The substance in the pot may resemble dirt, but it’s actually coco coir. Derived from the recycled fibers of coconut husks, coco coir serves as an excellent soilless growing medium, though it requires regular fertilization to remain effective. It’s likely that the growers supplying Trader Joe’s enrich the plants with fertilizer during each watering and also add some to the coco coir before shipping to ensure the plants remain viable for some time. However, this initial fertilization will eventually deplete. To maintain the health of your plants, it’s advisable to use a high-quality organic liquid fertilizer. Additionally, to sustain your plants over time, you will need to transplant them eventually.

Trader Joe's Basil Plant soil
Trader Joe’s Basil Plant soil


I’ve done two types of transplanting, into bigger pots or into the ground. Both work well and will keep your Basil going for many months.

Before you move your plant outside, it needs to spend several days outside in the shade, away from direct sunlight. This is called hardening off. This allows the plant to adapt to its new environment without stress. The worst case is that you move your plant from indoors to directly in the hot sunshine in the garden, the leaves will sunburn and fall off in a couple of days. Hardening off the plant will ensure that you don’t stress it out too much and it builds up protection from the direct sun.

Trader Joe's fertilizers
Trader Joe’s fertilizers

The easiest of the options (between potting and in the ground) is to just put your plant in the ground in a garden bed. Simply dig a big hole, large enough to contain the current roots. Sprinkle some dried organic fertilizer and worm castings in the hole (I use Espoma Garden-tone) and flip your plant upside down and pull the pot off then insert the whole thing in the new hole. Cover the roots with soil and water deeply. Fertilize with a balanced liquid fertilizer every week or so. I use Agrothrive Organic General Purpose Vegetable liquid fertilizer for this purpose.
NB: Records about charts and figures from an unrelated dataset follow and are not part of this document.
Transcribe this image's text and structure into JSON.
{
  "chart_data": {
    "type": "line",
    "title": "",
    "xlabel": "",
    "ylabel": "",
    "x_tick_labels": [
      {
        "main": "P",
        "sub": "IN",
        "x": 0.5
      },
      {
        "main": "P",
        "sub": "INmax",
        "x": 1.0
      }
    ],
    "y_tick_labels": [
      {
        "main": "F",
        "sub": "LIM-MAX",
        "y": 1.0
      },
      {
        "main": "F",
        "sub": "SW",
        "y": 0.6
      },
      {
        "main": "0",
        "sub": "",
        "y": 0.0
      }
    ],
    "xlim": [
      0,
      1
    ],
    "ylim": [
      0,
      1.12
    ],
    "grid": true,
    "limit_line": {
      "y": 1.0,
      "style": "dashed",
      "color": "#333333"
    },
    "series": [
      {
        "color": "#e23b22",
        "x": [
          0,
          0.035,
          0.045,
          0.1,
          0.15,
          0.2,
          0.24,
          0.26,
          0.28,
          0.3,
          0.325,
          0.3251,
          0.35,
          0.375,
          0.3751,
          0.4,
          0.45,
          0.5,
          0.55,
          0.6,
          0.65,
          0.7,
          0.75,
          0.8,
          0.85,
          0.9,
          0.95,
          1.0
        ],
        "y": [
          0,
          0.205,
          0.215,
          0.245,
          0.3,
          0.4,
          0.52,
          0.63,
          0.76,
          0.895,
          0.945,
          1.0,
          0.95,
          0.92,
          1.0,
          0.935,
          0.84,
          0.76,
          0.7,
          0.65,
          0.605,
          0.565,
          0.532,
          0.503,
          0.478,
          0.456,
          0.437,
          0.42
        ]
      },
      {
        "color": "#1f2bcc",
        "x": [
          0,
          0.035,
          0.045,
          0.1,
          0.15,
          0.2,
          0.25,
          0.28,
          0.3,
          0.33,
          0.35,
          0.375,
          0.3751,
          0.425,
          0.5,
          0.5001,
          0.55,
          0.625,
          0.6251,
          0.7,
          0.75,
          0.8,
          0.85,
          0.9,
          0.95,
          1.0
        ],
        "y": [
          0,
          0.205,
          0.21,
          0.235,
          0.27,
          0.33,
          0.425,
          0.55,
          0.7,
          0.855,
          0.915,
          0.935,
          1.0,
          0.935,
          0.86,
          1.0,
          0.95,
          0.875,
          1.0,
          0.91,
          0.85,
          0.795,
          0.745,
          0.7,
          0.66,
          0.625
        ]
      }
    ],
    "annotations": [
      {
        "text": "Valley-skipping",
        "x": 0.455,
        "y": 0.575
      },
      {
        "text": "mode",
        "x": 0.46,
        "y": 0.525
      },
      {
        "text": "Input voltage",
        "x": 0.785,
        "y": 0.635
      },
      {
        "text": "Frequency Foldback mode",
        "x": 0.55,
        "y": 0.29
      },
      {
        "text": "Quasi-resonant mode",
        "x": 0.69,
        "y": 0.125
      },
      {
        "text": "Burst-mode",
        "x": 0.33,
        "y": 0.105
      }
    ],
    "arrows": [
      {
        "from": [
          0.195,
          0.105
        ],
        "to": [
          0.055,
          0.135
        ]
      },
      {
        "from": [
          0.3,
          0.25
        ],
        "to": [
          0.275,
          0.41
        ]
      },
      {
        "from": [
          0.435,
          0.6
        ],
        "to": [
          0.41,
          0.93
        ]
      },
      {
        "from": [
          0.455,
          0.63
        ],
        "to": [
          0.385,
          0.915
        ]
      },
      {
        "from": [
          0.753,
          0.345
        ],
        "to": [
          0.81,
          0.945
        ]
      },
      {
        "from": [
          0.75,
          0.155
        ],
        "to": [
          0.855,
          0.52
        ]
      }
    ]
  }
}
If you want to put it into a pot, find some high quality organic potting soil (I like Fox Farms potting soils), dry fertilizer, and worm castings (I use worm castings all the time, they work wonders for your plants). 

Once you get your plant in the ground or a pot, water it well and make sure it stays watered. Outdoors, it should give you many months of production if you don’t pick it to death, which is something I have done.

Trader Joe's Basil Plant transplanted into pot
Trader Joe’s Basil Plant transplanted into a pot

Harvesting your Basil

When harvesting leaves from your plant, remember to carefully pinch off a portion of the stem above a junction where two small leaves are emerging on opposite sides. By doing so, these two leaves will develop into complete branches, effectively doubling the number of leaves available for future harvests.

To encourage continuous growth and expansion, it is advisable to periodically pinch off sections of your basil plant, even when you do not require the leaves immediately. This practice promotes branching and overall plant size. Furthermore, it helps delay the onset of the plant’s reproductive phase known as ‘bolting,’ characterized by flowering and seed production. Once a plant starts to flower, you can’t stop it, but that doesn’t mean you can’t get leaves from it for a few more weeks but eventually it will stop producing leaves and just die eventually. Basil is a tender plant and can’t take a frost so if you live in a northern climate, eventually it will die.

If you are a heavy Basil user, having more than one plant in your garden is a must. If you just want occasional basil then just one plant is probably good enough. Enjoy!